Wichtig ist, dass alle Akteure am selben Strang und auch in die richtige Richtung ziehen.  

Welche Ziele werden mit den Richtlinien verfolgt?

Im Vordergrund steht die fachgerechte und schnelle Abwicklung des Leitungswasserschadens. Die Richtlinien sollen dazu beitragen, dass die Schadenbehebung von allen Beteiligten als kooperativer Prozess verstanden wird. Das setzt ein einheitliches Verständnis für die fachgerechte und schnelle Behebung des Schadens voraus. Daher beschreiben die Richtlinien den optimalen Ablauf der Schadenbeseitigung.

Und wer hat alles bei der Erarbeitung mitgewirkt? Wie sind Sie vorgegangen?

Der GDV hat die Richtlinien in Zusammenarbeit mit Verbänden der Sanierungsbranche und der Sachverständigen erarbeitet. Akteure waren z.B. Schadensachbearbeiter, Regulierer, Schadenkoordinatoren und Führungskräfte aus der Leistungsabteilung der Versicherer. Dazu kamen Sanierungsfachleute aus den Fachverbänden Bundesverband der Brand- und Wasserschadenbeseitiger (BBW) und Fachverband Sanierung und Umwelt (FSU), Bausachverständige und Sachverständige vom Institut für Schadenverhütung und Schadenforschung der öffentlichen Versicherer (IFS), meine Person für Schadenverhütung sowie Kollegen vom GDV.

Die interdisziplinäre Zusammensetzung war für das Ergebnis und die intensiven Diskussionen sehr von Vorteil, weil alle Seiten beleuchtet werden konnten.

Fachverbände, die Versicherungswirtschaft und auch der GdW Bundesverband deutscher Wohnungs- und Immobilienunternehmen haben Teilergebnisse bzw. später die kompletten Richtlinien zur „Prüfung“ erhalten, um Meinungen und Rückmeldungen zu erhalten. Dadurch konnten die Richtlinien an der Praxis ausgerichtet werden.

Und kurz zusammengefasst, was steht drin in den Richtlinien?

Die Richtlinien beschreiben den optimalen Ablauf der Behebung von Leitungswasserschäden – von der ersten Schadenfeststellung bis zur abschließenden Entschädigungszahlung:

  • Erstmaßnahmen

  • Schadenmeldung

  • Abstimmungsprozesse (mit wem?)

  • Feststellung der Schadenursache

  • Behebung der Schadenursache

  • Wiederherstellung / Instandsetzung

  • Abnahme

  • und Regulierung.

Sie enthalten klare und verständliche Hinweise und Erläuterungen, was im Normalfall eines Leitungswasserschadens jeweils von wem beachtet und getan werden sollte.

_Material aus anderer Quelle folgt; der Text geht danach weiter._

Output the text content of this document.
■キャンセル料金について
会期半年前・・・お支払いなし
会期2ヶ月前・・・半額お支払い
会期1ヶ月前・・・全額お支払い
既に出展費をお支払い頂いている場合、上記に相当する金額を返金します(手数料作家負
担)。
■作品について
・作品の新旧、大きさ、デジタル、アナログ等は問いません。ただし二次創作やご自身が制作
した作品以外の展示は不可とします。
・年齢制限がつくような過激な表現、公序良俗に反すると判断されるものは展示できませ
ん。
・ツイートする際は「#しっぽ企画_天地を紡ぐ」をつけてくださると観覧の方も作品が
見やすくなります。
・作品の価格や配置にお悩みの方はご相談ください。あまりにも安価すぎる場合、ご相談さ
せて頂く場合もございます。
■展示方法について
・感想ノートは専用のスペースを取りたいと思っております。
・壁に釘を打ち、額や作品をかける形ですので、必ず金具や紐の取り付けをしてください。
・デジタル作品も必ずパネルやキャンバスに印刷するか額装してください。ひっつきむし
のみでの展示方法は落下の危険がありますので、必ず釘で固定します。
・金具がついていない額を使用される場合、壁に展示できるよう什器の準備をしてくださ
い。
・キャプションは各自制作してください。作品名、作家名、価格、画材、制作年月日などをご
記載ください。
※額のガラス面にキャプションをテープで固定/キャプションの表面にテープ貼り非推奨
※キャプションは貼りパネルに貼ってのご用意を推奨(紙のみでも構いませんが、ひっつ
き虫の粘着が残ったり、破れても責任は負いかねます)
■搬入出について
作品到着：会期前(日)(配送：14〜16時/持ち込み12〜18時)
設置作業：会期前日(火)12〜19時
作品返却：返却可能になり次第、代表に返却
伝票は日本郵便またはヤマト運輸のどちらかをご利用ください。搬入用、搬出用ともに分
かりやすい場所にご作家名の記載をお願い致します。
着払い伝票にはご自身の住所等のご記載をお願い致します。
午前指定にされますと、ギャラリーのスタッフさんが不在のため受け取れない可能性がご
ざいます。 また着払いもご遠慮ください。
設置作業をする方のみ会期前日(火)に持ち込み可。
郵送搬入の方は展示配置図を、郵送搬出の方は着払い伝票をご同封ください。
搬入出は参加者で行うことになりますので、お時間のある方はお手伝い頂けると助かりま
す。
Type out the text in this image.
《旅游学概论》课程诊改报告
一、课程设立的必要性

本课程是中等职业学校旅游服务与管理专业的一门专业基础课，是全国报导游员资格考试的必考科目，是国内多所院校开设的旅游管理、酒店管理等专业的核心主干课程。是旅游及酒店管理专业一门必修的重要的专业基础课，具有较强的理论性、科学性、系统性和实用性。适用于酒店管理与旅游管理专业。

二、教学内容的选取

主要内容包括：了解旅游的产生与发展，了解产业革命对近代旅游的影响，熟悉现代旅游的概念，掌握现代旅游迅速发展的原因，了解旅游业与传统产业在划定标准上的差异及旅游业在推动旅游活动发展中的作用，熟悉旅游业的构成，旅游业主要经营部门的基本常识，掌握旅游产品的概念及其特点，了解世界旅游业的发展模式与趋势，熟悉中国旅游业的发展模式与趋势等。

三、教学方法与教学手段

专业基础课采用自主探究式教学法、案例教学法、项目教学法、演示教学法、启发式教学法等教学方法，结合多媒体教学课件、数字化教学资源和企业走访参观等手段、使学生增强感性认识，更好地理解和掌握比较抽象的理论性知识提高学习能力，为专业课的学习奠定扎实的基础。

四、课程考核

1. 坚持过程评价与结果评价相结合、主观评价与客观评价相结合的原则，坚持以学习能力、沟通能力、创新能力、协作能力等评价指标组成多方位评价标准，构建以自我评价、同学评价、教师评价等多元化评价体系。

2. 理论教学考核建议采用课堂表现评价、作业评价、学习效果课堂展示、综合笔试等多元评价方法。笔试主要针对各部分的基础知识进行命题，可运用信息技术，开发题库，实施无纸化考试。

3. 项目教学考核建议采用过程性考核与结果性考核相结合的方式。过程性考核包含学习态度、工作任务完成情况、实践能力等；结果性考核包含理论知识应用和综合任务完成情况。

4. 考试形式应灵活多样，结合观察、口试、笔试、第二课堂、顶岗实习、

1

Wer mehr wissen möchte: Im nächsten AVW-Workshop des FORUM LEITUNGSWASSER am 22.11.2018 in Hamburg werde ich die Richtlinien den technischen Entscheidern der Wohnungs- und Immobilienwirtschaft vorstellen. Gemeinsam sollen die relevanten Punkte für die Wohnungs- und Immobilienwirtschaft besprochen werden. 

Was kann die Wohnungswirtschaft aus den Richtlinien ziehen?

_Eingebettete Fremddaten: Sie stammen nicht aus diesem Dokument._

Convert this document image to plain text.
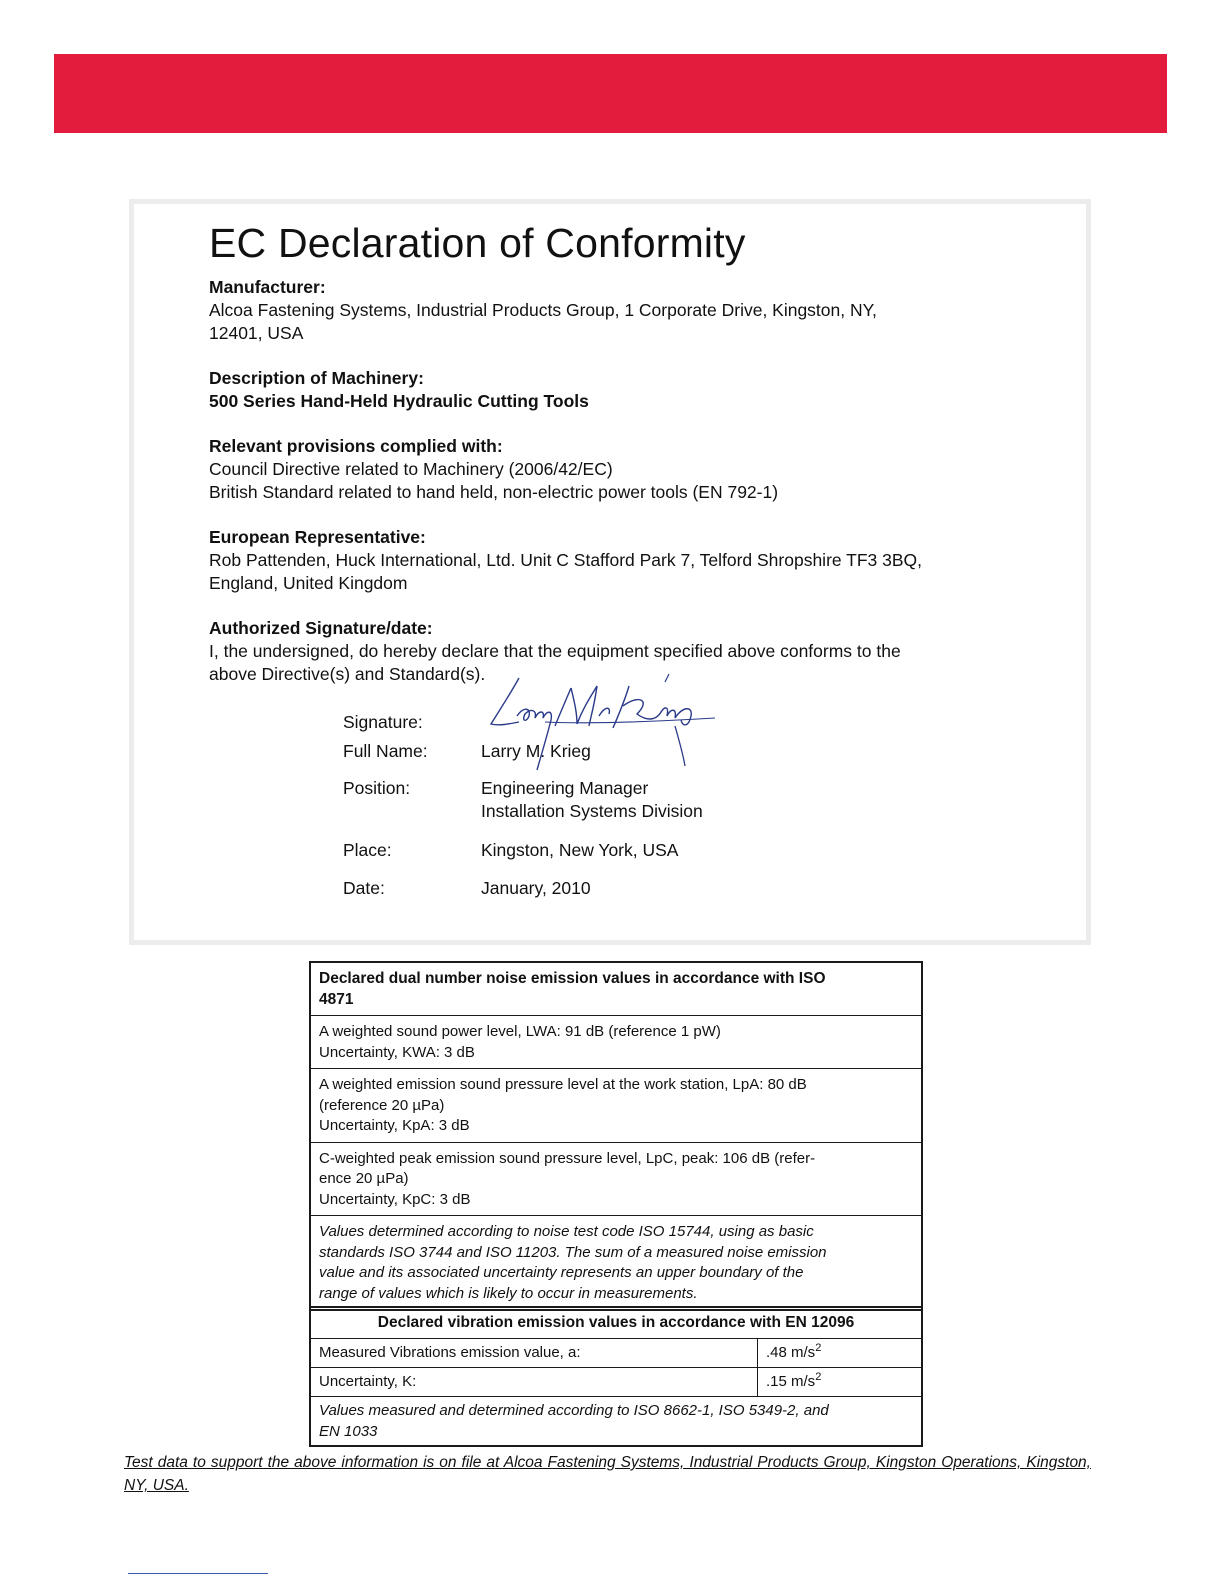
EC Declaration of Conformity
Manufacturer:
Alcoa Fastening Systems, Industrial Products Group, 1 Corporate Drive, Kingston, NY,
12401, USA
Description of Machinery:
500 Series Hand-Held Hydraulic Cutting Tools
Relevant provisions complied with:
Council Directive related to Machinery (2006/42/EC)
British Standard related to hand held, non-electric power tools (EN 792-1)
European Representative:
Rob Pattenden, Huck International, Ltd. Unit C Stafford Park 7, Telford Shropshire TF3 3BQ,
England, United Kingdom
Authorized Signature/date:
I, the undersigned, do hereby declare that the equipment specified above conforms to the
above Directive(s) and Standard(s).
Signature:
Full Name:	Larry M. Krieg
Position:	Engineering Manager
Installation Systems Division
Place:	Kingston, New York, USA
Date:	January, 2010
Declared dual number noise emission values in accordance with ISO
4871
A weighted sound power level, LWA: 91 dB (reference 1 pW)
Uncertainty, KWA: 3 dB
A weighted emission sound pressure level at the work station, LpA: 80 dB
(reference 20 µPa)
Uncertainty, KpA: 3 dB
C-weighted peak emission sound pressure level, LpC, peak: 106 dB (refer-
ence 20 µPa)
Uncertainty, KpC: 3 dB
Values determined according to noise test code ISO 15744, using as basic
standards ISO 3744 and ISO 11203. The sum of a measured noise emission
value and its associated uncertainty represents an upper boundary of the
range of values which is likely to occur in measurements.
Declared vibration emission values in accordance with EN 12096
Measured Vibrations emission value, a:	.48 $m/s^2$
Uncertainty, K:	.15 $m/s^2$
Values measured and determined according to ISO 8662-1, ISO 5349-2, and
EN 1033
Test data to support the above information is on file at Alcoa Fastening Systems, Industrial Products Group, Kingston Operations, Kingston, NY, USA.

Aus meiner Sicht kann die Wohnungswirtschaft besonders Folgendes aus den neuen Richtlinien ziehen:

  • Zielgerechte Vorgaben zum Ablauf von Leitungswasserschaden-Sanierungen und zur Struktur

  • Vorgaben zu einer einheitlichen Schadenaufnahme, die

  1. den Prozess optimiert,

  2. die Abwicklung beschleunigt und

  3. damit die Kosten senkt.

Was sollte sich durch die neuen Richtlinien konkret bei der Leitungswasserschaden-Sanierung zukünftig verändern? Was wäre Ihr Wunsch?

Der vom Leitungswasserschaden Betroffene und alle Beteiligten sehen sich als Partner und arbeiten darauf hin, dass durch Einhaltung der „Spielregeln“ der Schaden schnell und professionell abgewickelt wird. Die beteiligten Akteure erhalten für die geleistete gute Arbeit (nach den anerkannten Regeln der Technik) ihr Geld umgehend überwiesen.

Vielen Dank für das Interview, Herr Dr. Scholzen.